Lorena Ruíz (UB) — On the Amyloid Beta 40 aggregation and secondary nucleation

💡A Success Story about Alzheimer's first stages💡 

📋 "On the Amyloid Beta 40 aggregation and secondary nucleation" led by Lorena Ruiz Pérez from Universitat de Barcelona and her team at Institute for Bioengineering of Catalonia (IBEC)

Neurodegenerative diseases caused by Alzheimer's disease (AD) affect over 55 million people and are the 7th leading cause of death globally. It involves an abnormal accumulation of the protein Amyloid Beta (Aβ) in the brain, which forms toxic structures. 

Aβ40, the most common form, aggregates into fibrils and oligomers, responsible of disease progression. However, the details of the aggregation and formation of these structures are unclear. To address these issues, the team combined advanced liquid-phase transmission electron microscopy (LPTEM) with molecular dynamics (MD) simulations.

LPTEM allowed to visualize Aβ40 protein monomers attaching to fibrils in real-time, which is the first step for the nucleation of toxic species contributing to cognitive decline. 
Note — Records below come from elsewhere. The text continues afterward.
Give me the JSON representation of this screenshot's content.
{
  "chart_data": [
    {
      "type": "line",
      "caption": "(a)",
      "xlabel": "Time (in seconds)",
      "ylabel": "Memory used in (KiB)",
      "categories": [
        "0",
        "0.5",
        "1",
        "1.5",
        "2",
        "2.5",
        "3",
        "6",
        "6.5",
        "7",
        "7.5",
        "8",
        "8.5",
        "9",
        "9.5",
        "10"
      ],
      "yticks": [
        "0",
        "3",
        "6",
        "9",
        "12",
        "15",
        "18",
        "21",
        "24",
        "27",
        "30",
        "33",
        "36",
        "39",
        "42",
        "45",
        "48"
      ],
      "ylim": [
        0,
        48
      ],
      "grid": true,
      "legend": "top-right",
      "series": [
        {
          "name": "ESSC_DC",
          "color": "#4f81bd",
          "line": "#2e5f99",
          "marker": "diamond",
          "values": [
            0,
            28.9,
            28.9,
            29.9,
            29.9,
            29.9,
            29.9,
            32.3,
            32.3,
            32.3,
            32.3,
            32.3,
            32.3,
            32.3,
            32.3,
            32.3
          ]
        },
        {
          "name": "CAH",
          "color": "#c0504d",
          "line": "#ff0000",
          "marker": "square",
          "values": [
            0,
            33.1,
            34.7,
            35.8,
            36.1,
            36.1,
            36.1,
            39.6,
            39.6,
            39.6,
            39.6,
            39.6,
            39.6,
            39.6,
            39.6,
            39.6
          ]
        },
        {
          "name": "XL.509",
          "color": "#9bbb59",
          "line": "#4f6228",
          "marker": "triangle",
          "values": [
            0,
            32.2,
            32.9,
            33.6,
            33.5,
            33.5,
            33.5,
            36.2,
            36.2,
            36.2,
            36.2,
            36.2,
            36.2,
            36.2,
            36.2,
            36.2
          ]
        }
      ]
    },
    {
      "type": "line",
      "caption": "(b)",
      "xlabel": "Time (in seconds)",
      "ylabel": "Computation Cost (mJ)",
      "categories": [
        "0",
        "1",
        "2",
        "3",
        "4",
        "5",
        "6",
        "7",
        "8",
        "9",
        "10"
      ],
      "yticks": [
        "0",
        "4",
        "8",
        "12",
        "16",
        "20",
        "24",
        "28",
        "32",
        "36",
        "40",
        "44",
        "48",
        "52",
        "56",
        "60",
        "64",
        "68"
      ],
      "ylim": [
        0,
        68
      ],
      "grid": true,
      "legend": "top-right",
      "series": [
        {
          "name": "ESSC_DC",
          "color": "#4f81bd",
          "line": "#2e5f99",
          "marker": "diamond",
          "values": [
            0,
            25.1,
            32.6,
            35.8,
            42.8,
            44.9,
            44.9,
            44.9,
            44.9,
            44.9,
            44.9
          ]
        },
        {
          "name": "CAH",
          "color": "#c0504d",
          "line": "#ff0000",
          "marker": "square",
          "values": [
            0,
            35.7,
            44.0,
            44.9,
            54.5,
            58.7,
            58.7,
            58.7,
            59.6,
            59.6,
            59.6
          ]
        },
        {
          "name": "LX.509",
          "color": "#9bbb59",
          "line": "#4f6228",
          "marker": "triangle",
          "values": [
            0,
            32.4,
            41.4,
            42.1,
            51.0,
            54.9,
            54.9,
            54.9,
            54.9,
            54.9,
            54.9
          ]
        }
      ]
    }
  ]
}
🖥️ Thanks to RES supercomputer hashtag#Cibeles from Universidad Autónoma de Madrid, the team simulated the moment these structures form, allowing them to complement and validate microscopy findings. 

They found that early signs of their formations occur at the nanosecond scale, far faster than the fastest microscopes and detectors can directly observe. The MD simulations also confirmed what the team saw under the microscope: once a monomer attaches to a fibril surface, it adopts a compact shape. 
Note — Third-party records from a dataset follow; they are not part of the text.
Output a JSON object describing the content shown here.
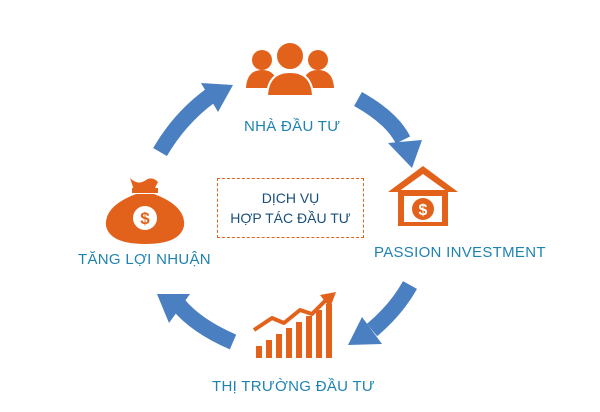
{
  "center": {
    "line1": "DỊCH VỤ",
    "line2": "HỢP TÁC ĐẦU TƯ"
  },
  "nodes": {
    "investors": {
      "label": "NHÀ ĐẦU TƯ",
      "icon": "investors-group-icon"
    },
    "passion": {
      "label": "PASSION INVESTMENT",
      "icon": "house-dollar-icon"
    },
    "market": {
      "label": "THỊ TRƯỜNG ĐẦU TƯ",
      "icon": "growth-chart-icon"
    },
    "profit": {
      "label": "TĂNG LỢI NHUẬN",
      "icon": "money-bag-icon"
    }
  },
  "colors": {
    "icon": "#e2621b",
    "arrow": "#4a7fc1",
    "label": "#1f83b1",
    "center_border": "#e2621b",
    "center_text": "#1a4f7a"
  }
}
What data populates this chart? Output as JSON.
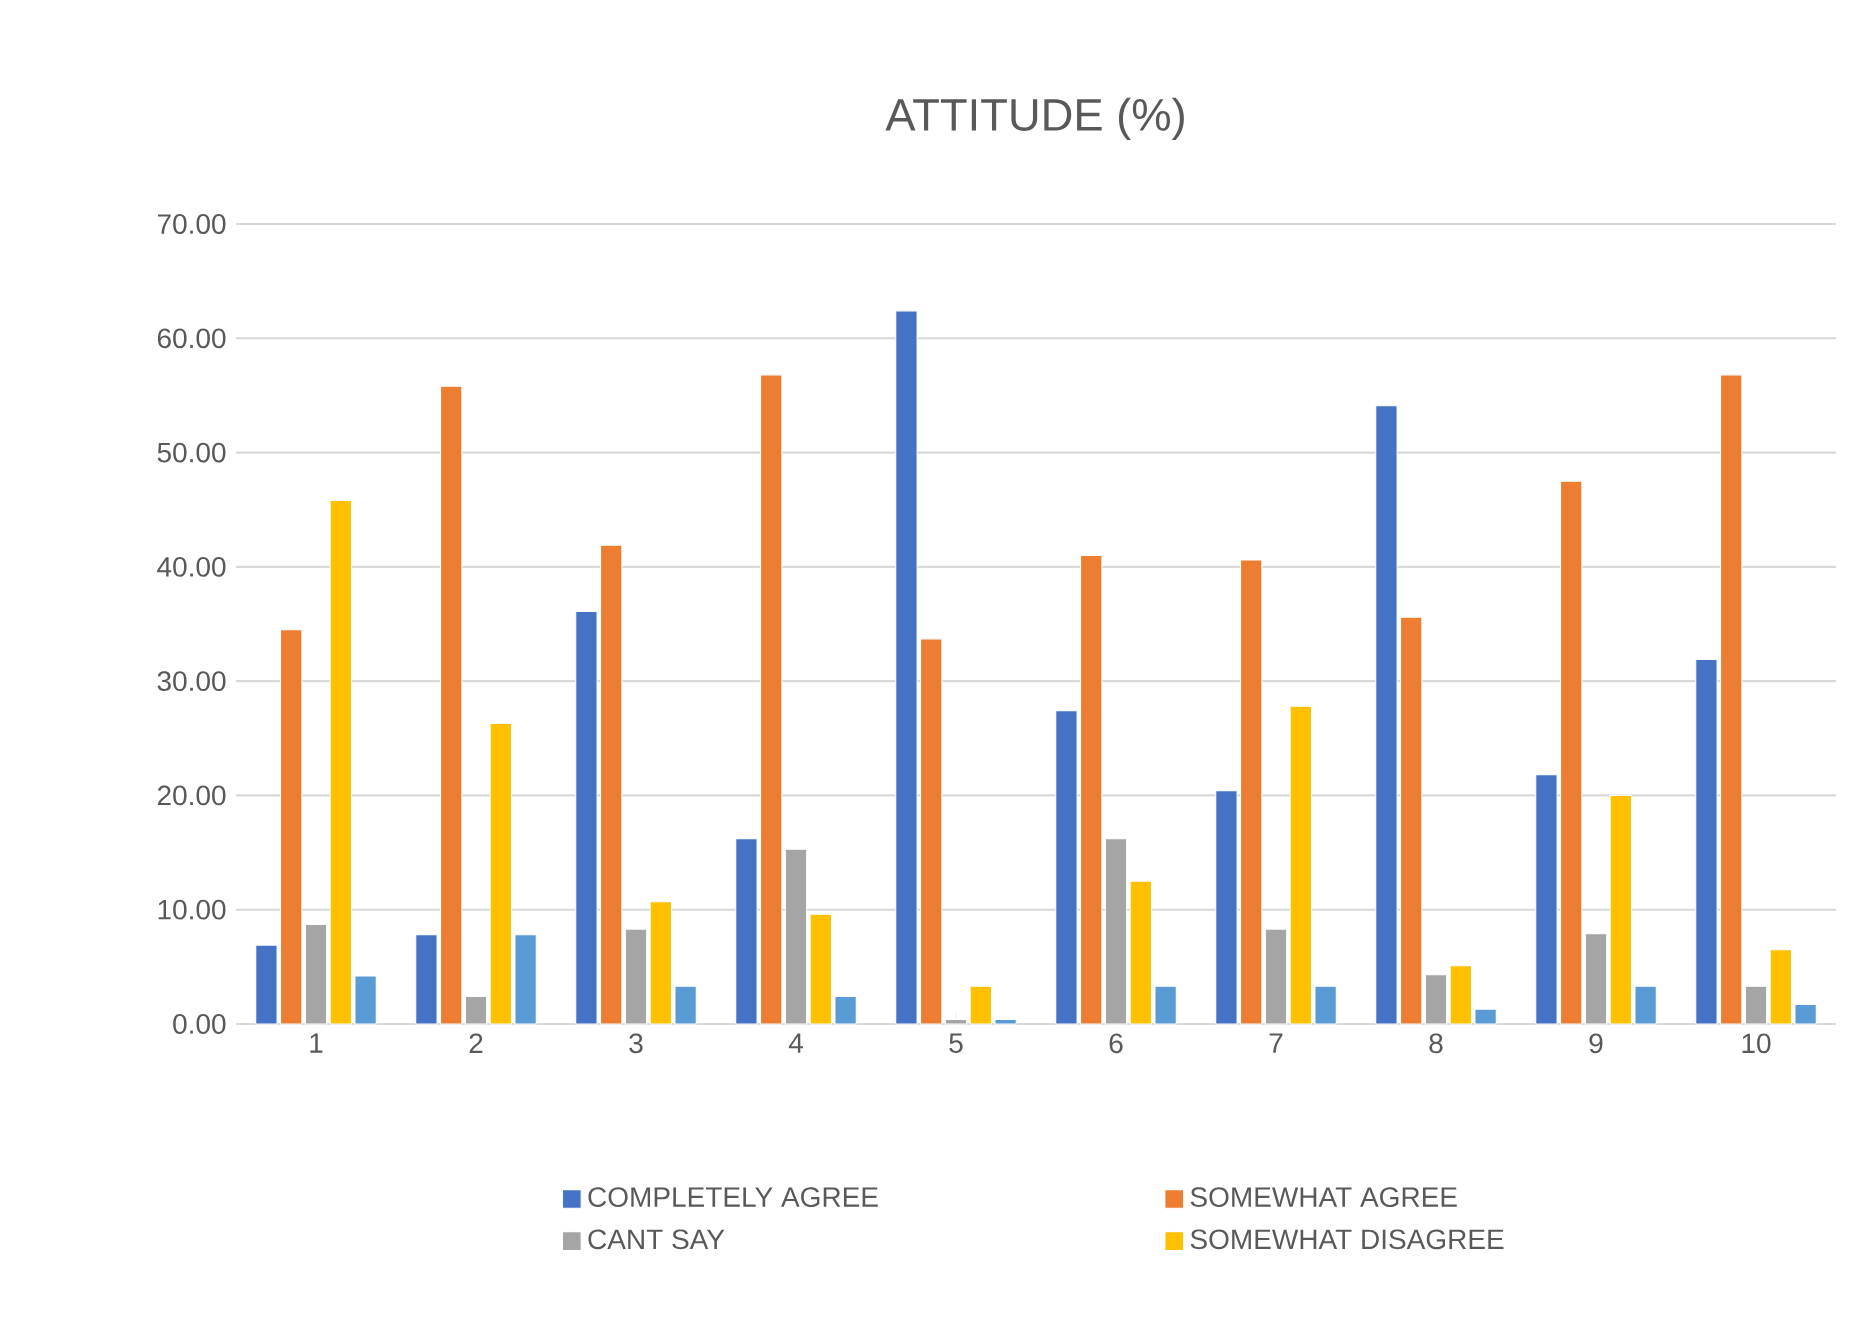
{
  "chart_data": {
    "type": "bar",
    "title": "ATTITUDE  (%)",
    "categories": [
      "1",
      "2",
      "3",
      "4",
      "5",
      "6",
      "7",
      "8",
      "9",
      "10"
    ],
    "series": [
      {
        "name": "COMPLETELY AGREE",
        "color": "#4472c4",
        "values": [
          6.9,
          7.8,
          36.1,
          16.2,
          62.4,
          27.4,
          20.4,
          54.1,
          21.8,
          31.9
        ]
      },
      {
        "name": "SOMEWHAT AGREE",
        "color": "#ed7d31",
        "values": [
          34.5,
          55.8,
          41.9,
          56.8,
          33.7,
          41.0,
          40.6,
          35.6,
          47.5,
          56.8
        ]
      },
      {
        "name": "CANT SAY",
        "color": "#a5a5a5",
        "values": [
          8.7,
          2.4,
          8.3,
          15.3,
          0.4,
          16.2,
          8.3,
          4.3,
          7.9,
          3.3
        ]
      },
      {
        "name": "SOMEWHAT DISAGREE",
        "color": "#ffc000",
        "values": [
          45.8,
          26.3,
          10.7,
          9.6,
          3.3,
          12.5,
          27.8,
          5.1,
          20.0,
          6.5
        ]
      },
      {
        "color": "#5b9bd5",
        "values": [
          4.2,
          7.8,
          3.3,
          2.4,
          0.4,
          3.3,
          3.3,
          1.3,
          3.3,
          1.7
        ]
      }
    ],
    "ylim": [
      0,
      70
    ],
    "yticks": [
      {
        "value": 0,
        "label": "0.00"
      },
      {
        "value": 10,
        "label": "10.00"
      },
      {
        "value": 20,
        "label": "20.00"
      },
      {
        "value": 30,
        "label": "30.00"
      },
      {
        "value": 40,
        "label": "40.00"
      },
      {
        "value": 50,
        "label": "50.00"
      },
      {
        "value": 60,
        "label": "60.00"
      },
      {
        "value": 70,
        "label": "70.00"
      }
    ],
    "grid": "y",
    "legend": "bottom"
  }
}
The particle sizes observed experimentally closely matched values predicted by simulations, specifically the radius of gyration (Rg) that measures how compact or spread is a molecule. Additionally, they identified two primary conformational states for Aβ dimers: "extended" and "compact".

📸 A) Snapshot of a video acquired by LPTEM showing Aβ40 oligomers on the surface of Aβ40 fibrils located at the outer region of a large condensate; (B) Zoomed-in region from (A) showing two fibrils in detail with dark monomers on the fibrils´ surface, and (C) highlighted in green); (D) Size distribution of observed species on fibrils´ surfaces; (E) Final frame of MD simulation illustrating a highly stable, compact monomer attached to a fibril; (F) Radius of gyration Rg for single monomers with (F.1) a cartoon showing the superimposed conformational ensemble from 6000 frames (inset); (G) Rg for dimers, illustrating compact (G.1) and extended (G.2) conformations.